Il y a très exactement cinquante ans, Lacan disait « Un homme et une femme peuvent s’entendre. Je ne dis pas non. Ils peuvent s’entendre crier […] Cela arrive, qu’ils crient, dans le cas où ils ne réussissent pas à s’entendre autrement. » [20] De nos jours ça vocifère. Fini la discorde. L’époque incite à la haine. Que peut la psychanalyse ? Peu mais pas rien : rappeler à l’Un, et à l’Autre, que le ver de la perte de jouissance est dans le fruit du langage. Pas ailleurs. Peut-être qu’aujourd’hui Ève ne croquerait plus la pomme, ils ne seraient pas moins chassés du paradis.

[1]. Lacan J., Le Séminaire, livre XX, Encore, Paris, Seuil, 1975, p. 59.
[2]. Miller J.-A., Conversation sur zoom organisée par l’ELP, le 3 mai 2021, autour de son livre Polémica Política, Gredos, 2021.
[3]. Miller J.-A., « Docile au trans », La Règle du jeu, 20 avril 1921.
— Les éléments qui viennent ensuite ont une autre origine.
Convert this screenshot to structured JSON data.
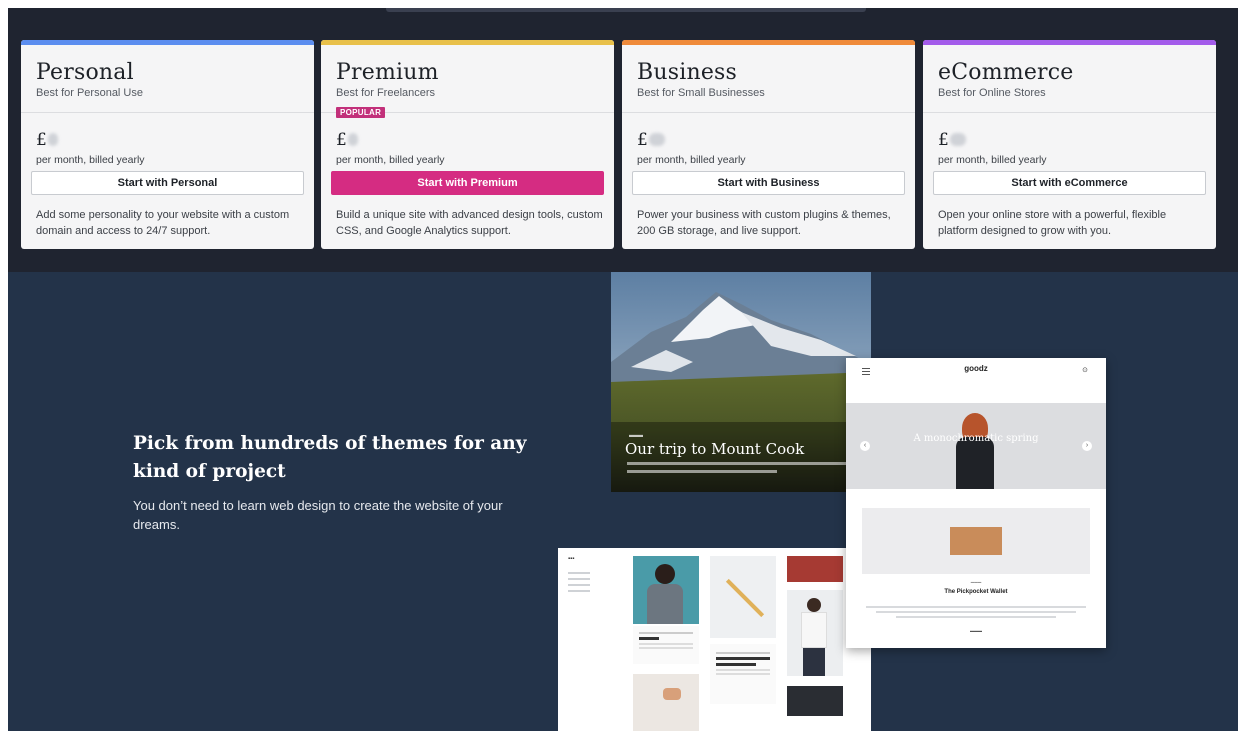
{
  "pricing": {
    "plans": [
      {
        "name": "Personal",
        "tagline": "Best for Personal Use",
        "currency": "£",
        "billing": "per month, billed yearly",
        "cta": "Start with Personal",
        "description": "Add some personality to your website with a custom domain and access to 24/7 support.",
        "accent": "#5b8def",
        "popular": false
      },
      {
        "name": "Premium",
        "tagline": "Best for Freelancers",
        "badge": "POPULAR",
        "currency": "£",
        "billing": "per month, billed yearly",
        "cta": "Start with Premium",
        "description": "Build a unique site with advanced design tools, custom CSS, and Google Analytics support.",
        "accent": "#e8c04a",
        "popular": true
      },
      {
        "name": "Business",
        "tagline": "Best for Small Businesses",
        "currency": "£",
        "billing": "per month, billed yearly",
        "cta": "Start with Business",
        "description": "Power your business with custom plugins & themes, 200 GB storage, and live support.",
        "accent": "#ef8a3a",
        "popular": false
      },
      {
        "name": "eCommerce",
        "tagline": "Best for Online Stores",
        "currency": "£",
        "billing": "per month, billed yearly",
        "cta": "Start with eCommerce",
        "description": "Open your online store with a powerful, flexible platform designed to grow with you.",
        "accent": "#a35bea",
        "popular": false
      }
    ]
  },
  "themes": {
    "heading": "Pick from hundreds of themes for any kind of project",
    "subtext": "You don’t need to learn web design to create the website of your dreams.",
    "mountain_preview": {
      "title": "Our trip to Mount Cook"
    },
    "goods_preview": {
      "logo": "goodz",
      "hero_text": "A monochromatic spring",
      "product": "The Pickpocket Wallet"
    }
  },
  "colors": {
    "pricing_bg": "#1f2430",
    "themes_bg": "#233349",
    "primary_cta": "#d52c82"
  }
}
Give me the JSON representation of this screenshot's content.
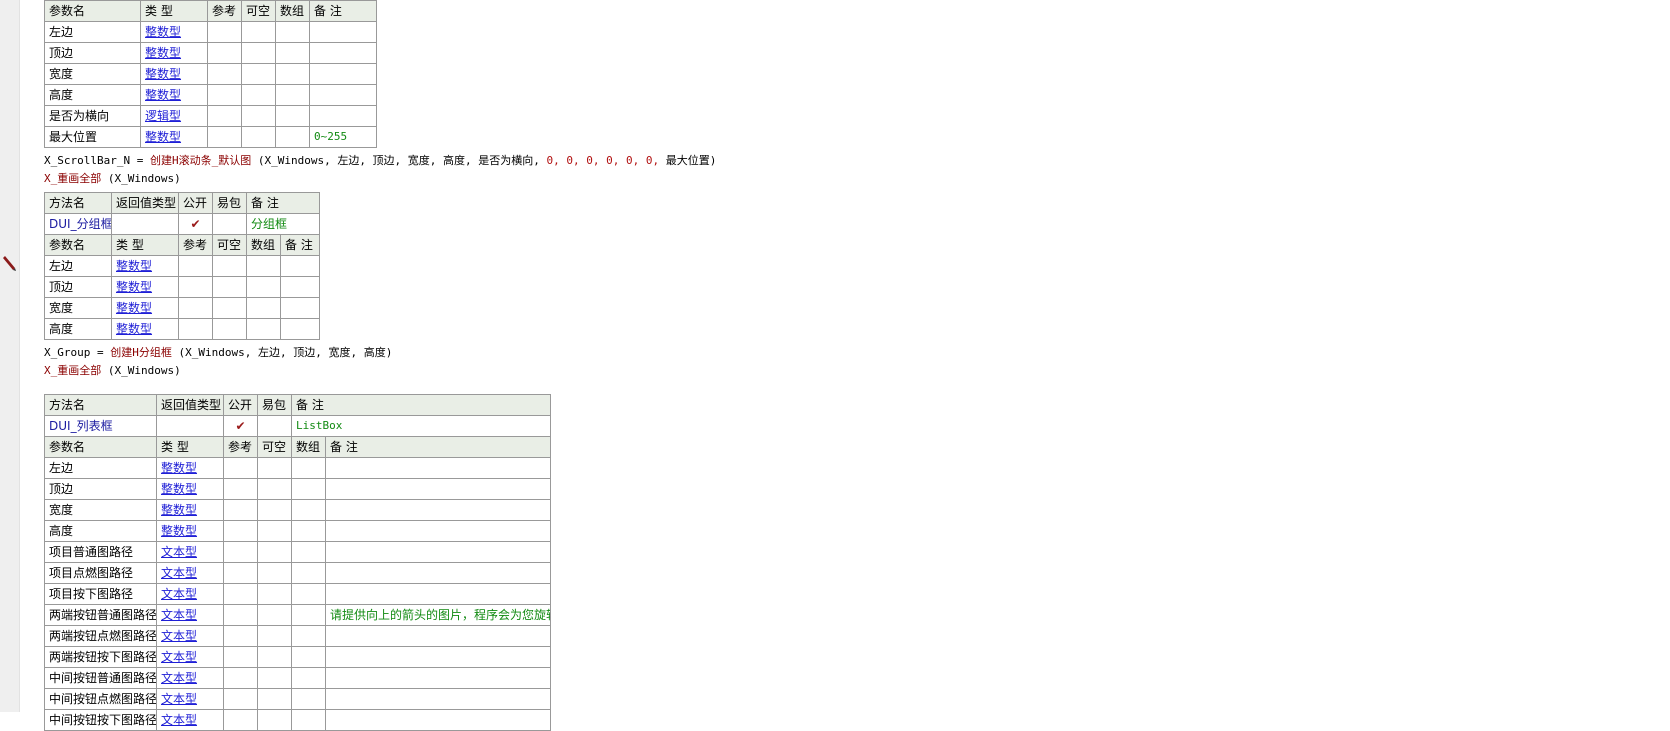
{
  "table1": {
    "headers": [
      "参数名",
      "类 型",
      "参考",
      "可空",
      "数组",
      "备 注"
    ],
    "rows": [
      {
        "name": "左边",
        "type": "整数型",
        "note": ""
      },
      {
        "name": "顶边",
        "type": "整数型",
        "note": ""
      },
      {
        "name": "宽度",
        "type": "整数型",
        "note": ""
      },
      {
        "name": "高度",
        "type": "整数型",
        "note": ""
      },
      {
        "name": "是否为横向",
        "type": "逻辑型",
        "note": ""
      },
      {
        "name": "最大位置",
        "type": "整数型",
        "note": "0~255"
      }
    ]
  },
  "code1": {
    "var": "X_ScrollBar_N",
    "op": "=",
    "func": "创建H滚动条_默认图",
    "open": "(",
    "args_plain": "X_Windows, 左边, 顶边, 宽度, 高度, 是否为横向,",
    "args_red": "0, 0, 0, 0, 0, 0,",
    "args_tail": "最大位置)"
  },
  "code2": {
    "func": "X_重画全部",
    "args": "(X_Windows)"
  },
  "table2": {
    "method_headers": [
      "方法名",
      "返回值类型",
      "公开",
      "易包",
      "备 注"
    ],
    "method": {
      "name": "DUI_分组框",
      "ret": "",
      "public_mark": "✔",
      "note": "分组框"
    },
    "param_headers": [
      "参数名",
      "类 型",
      "参考",
      "可空",
      "数组",
      "备 注"
    ],
    "rows": [
      {
        "name": "左边",
        "type": "整数型"
      },
      {
        "name": "顶边",
        "type": "整数型"
      },
      {
        "name": "宽度",
        "type": "整数型"
      },
      {
        "name": "高度",
        "type": "整数型"
      }
    ]
  },
  "code3": {
    "var": "X_Group",
    "op": "=",
    "func": "创建H分组框",
    "args": "(X_Windows, 左边, 顶边, 宽度, 高度)"
  },
  "code4": {
    "func": "X_重画全部",
    "args": "(X_Windows)"
  },
  "table3": {
    "method_headers": [
      "方法名",
      "返回值类型",
      "公开",
      "易包",
      "备 注"
    ],
    "method": {
      "name": "DUI_列表框",
      "ret": "",
      "public_mark": "✔",
      "note": "ListBox"
    },
    "param_headers": [
      "参数名",
      "类 型",
      "参考",
      "可空",
      "数组",
      "备 注"
    ],
    "rows": [
      {
        "name": "左边",
        "type": "整数型",
        "note": ""
      },
      {
        "name": "顶边",
        "type": "整数型",
        "note": ""
      },
      {
        "name": "宽度",
        "type": "整数型",
        "note": ""
      },
      {
        "name": "高度",
        "type": "整数型",
        "note": ""
      },
      {
        "name": "项目普通图路径",
        "type": "文本型",
        "note": ""
      },
      {
        "name": "项目点燃图路径",
        "type": "文本型",
        "note": ""
      },
      {
        "name": "项目按下图路径",
        "type": "文本型",
        "note": ""
      },
      {
        "name": "两端按钮普通图路径",
        "type": "文本型",
        "note": "请提供向上的箭头的图片，程序会为您旋转"
      },
      {
        "name": "两端按钮点燃图路径",
        "type": "文本型",
        "note": ""
      },
      {
        "name": "两端按钮按下图路径",
        "type": "文本型",
        "note": ""
      },
      {
        "name": "中间按钮普通图路径",
        "type": "文本型",
        "note": ""
      },
      {
        "name": "中间按钮点燃图路径",
        "type": "文本型",
        "note": ""
      },
      {
        "name": "中间按钮按下图路径",
        "type": "文本型",
        "note": ""
      }
    ]
  }
}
[4]. Cf. Alberti C., « L’opinion lacanienne », Lacan Quotidien, n° 897, 26 novembre 2020.
[5]. Ibid.
[6]. Leduc C., Argument Part 4, « Attentat sexuel », Journées de l’ECF 50, publication en ligne, www.attentatsexuel.com.
[7]. Lacan J., Le Séminaire, livre XXIII, Le Sinthome, Paris, Seuil, 2005, p. 118.
[8]. Lacan J., Le Séminaire, livre XIII, « L’objet de la psychanalyse », leçon du 27 avril 1966, inédit.
[9]. Jullien B., « La haine du phallus », intervention au Colloque de l’ACF Midi-Pyrénées, « Haines de toujours, haines d’aujourd’hui », Toulouse, 10 avril 2021, inédit.
[10]. Lacan J., Le Séminaire, livre XX, Encore, op. cit., p. 69.
[11]. Ibid., p. 68.
[12]. Ibid., p. 75.
[13]. Ibid., p. 69.
[14]. Ibid., p. 58.
[15]. Ibid., p. 80.
[16]. Ibid., p. 75.
[17]. Brousse M.-H., Modes de jour au féminin, Navarin, 2020, p. 67.
[18]. Lebovits-Quenehen A., Actualité de la haine, une perspective psychanalytique, Navarin, 2019, p. 118.
[19]. Miller, J.-A. « L’orientation lacanienne. L’Un-tout-seul », enseignement prononcé dans le cadre du département de psychanalyse de l’université Paris 8, cours du 11 mars 2011, inédit.
[20]. Lacan J., Le Séminaire, livre XVIII, D’un discours qui ne serait pas du semblant, texte établi par J.-A. Miller, Paris, Seuil, 2007,   p. 145.